It’s now been well over a year since a colossal chunk of ice snapped off of the Larsen C ice shelf in Antarctica. The ice was cracking for months, with scientists watching closely to see the progress of the break until it eventually broke completely free. The state-sized slab of ice began moving slowly away from the area of the ice shelf where it originated, sloshing back and forth, but now, seemingly out of nowhere, it’s begun to pivot and rapidly turn.
Researchers have been keeping an eye on the iceberg ever since it broke off. They’ve been mapping its movements which, up until recently, have been pretty mundane and predictable. This past July, that all changed, and the glacier is now spinning.
In a series of satellite images pieced together by Mark Brandon of the Open University, you can see the iceberg now resting at a right angle to the Larsen C shelf. This change in position only began about two months ago, and it’s a dramatic shift for such a massive chunk of ice, but why is it happening?
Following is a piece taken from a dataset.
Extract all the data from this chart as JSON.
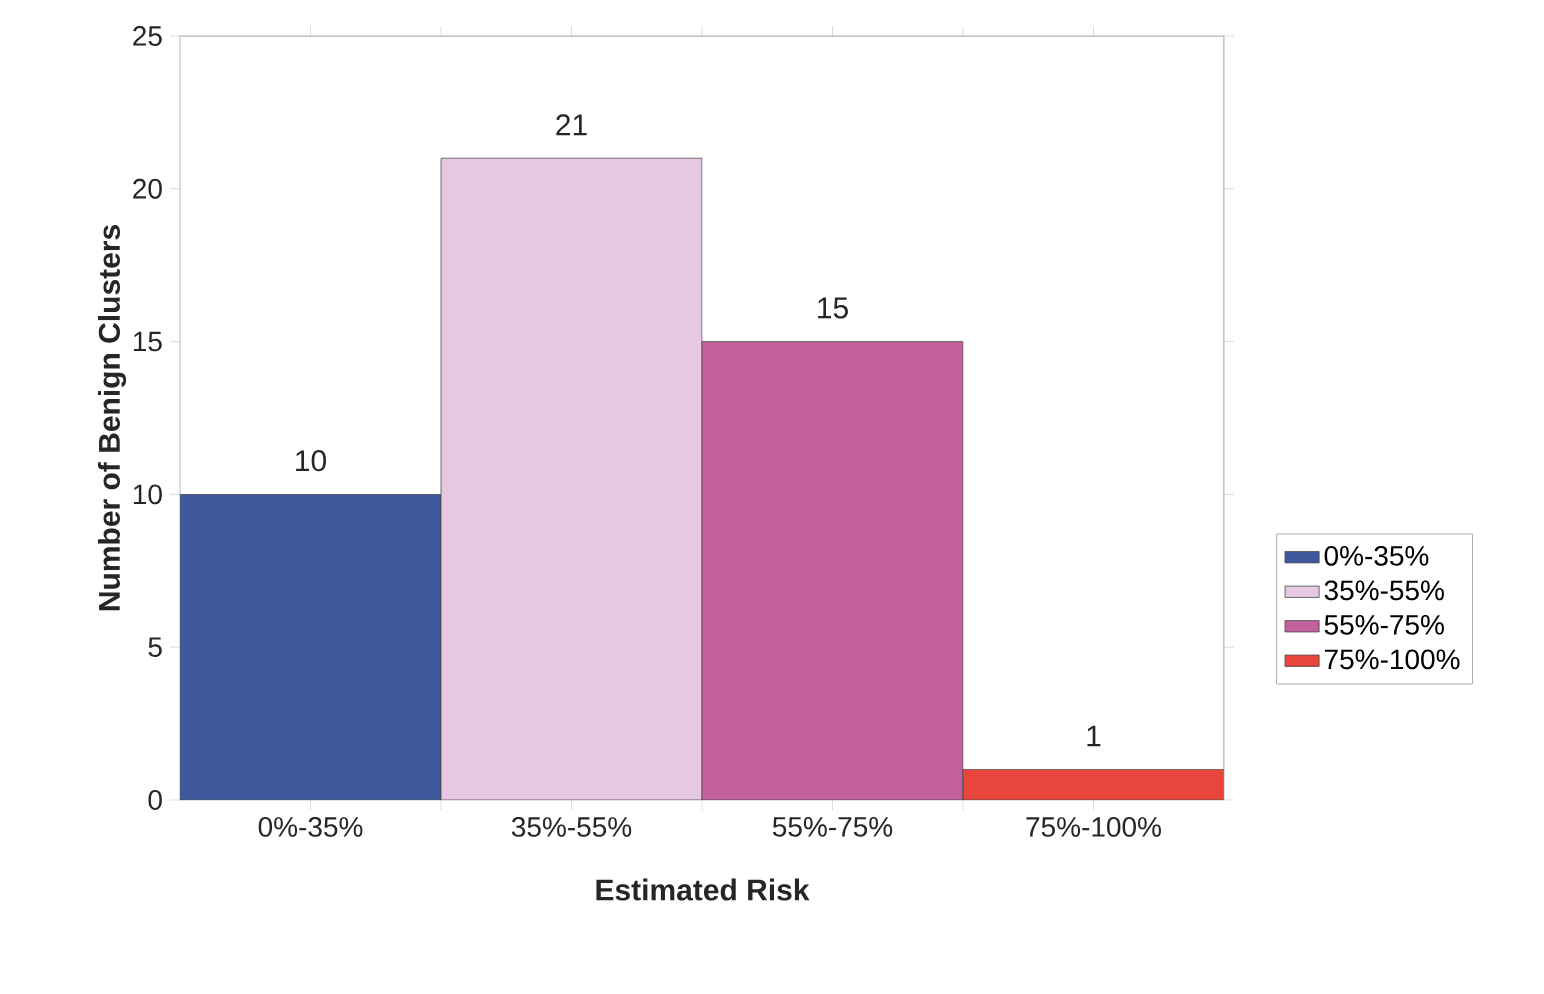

“It might have been shaken loose by winds or ocean currents, or it might be that the natural thinning process (from both melting and the flow of the ice) has lifted the bottom of the iceberg off the sea bed,” Martin O’Leary of Project MIDAS, which has been studying the shelf and the iceberg, told Earther. “In any case, it looks like the berg is now a lot more free to move about, so it will probably continue to rotate, and to move out to sea.”
It’s unclear what the future holds for the iceberg, but there’s a good chance that its continued rotation will cause it to collide with the Larsen C shelf, possibly causing smaller chunks to break off and spread.